To comply with the building regulations 'BR211 guidance on protective measures for new dwellings', the following approach should be adopted.
The requirement of a radon barrier is to prevent any radon gas entering a property. To ensure that this is achieved, it is necessary to follow some important, but straight-forward practices. Ideally, the use of a proprietary barrier is preferred to ordinary polythene, as it is normally of a superior quality material. The barrier must cover the whole footprint of the building including any external or internal cavities. Care must be taken to ensure that the barrier is laid on well blinded hardcore, or cleaned and swept suspended floor, and should be inspected for damage prior to covering with slab or screed.

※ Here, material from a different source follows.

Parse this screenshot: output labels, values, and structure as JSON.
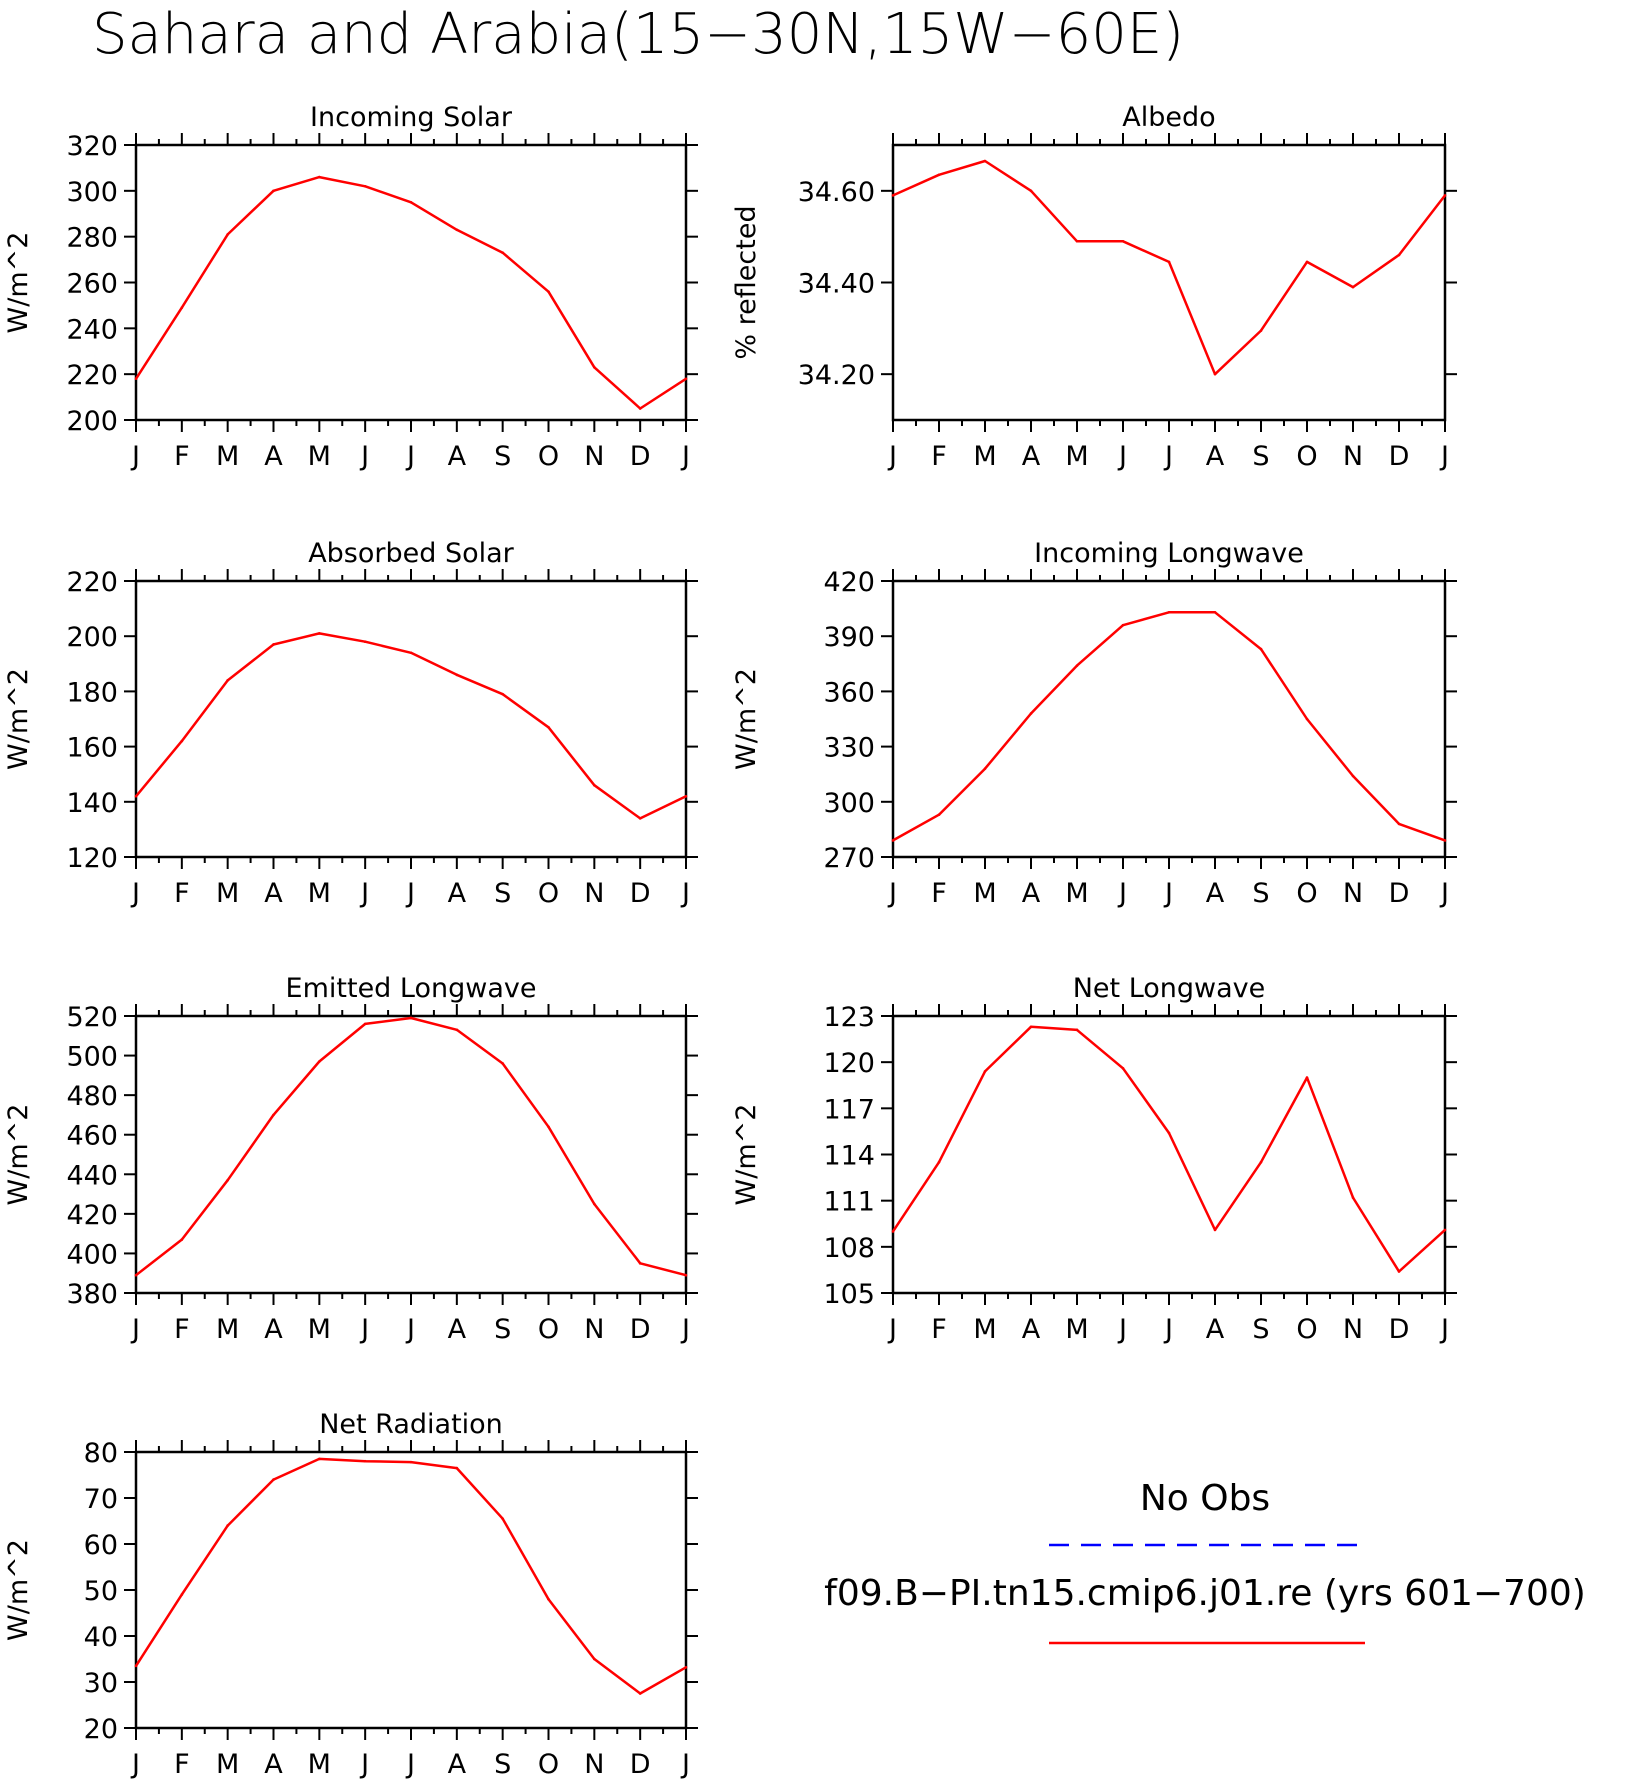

Any damage to the barrier should be repaired using additional barrier, ensuring a 150mm lap. Where strips of barrier are incorporated into the external and internal walls at commencement, they must be suitably protected for the duration of the build until the main carpet of the barrier is installed. All laps should be sealed with butyl jointing tape, not adhesive tape, normally 50mm wide. The barrier should be as dry and clean as possible before applying the butyl tape. All penetration for services and drains should be sealed using preformed top hats, again sealed to the barrier with butyl tape. Where there are pile caps or stanchions, advice should be sought.
Corners can present difficulties, and again, products are available to assist in achieving the integrity required.A recent study has shown that a significant number of barriers failed to be radon proof, and with houses being tested for radon at conveyancing, it is essential that best practice be adopted. The full requirements for compliance with the building regulations can be found in the BRE document 'Radon: guidance on protective measures for new dwellings BR211'.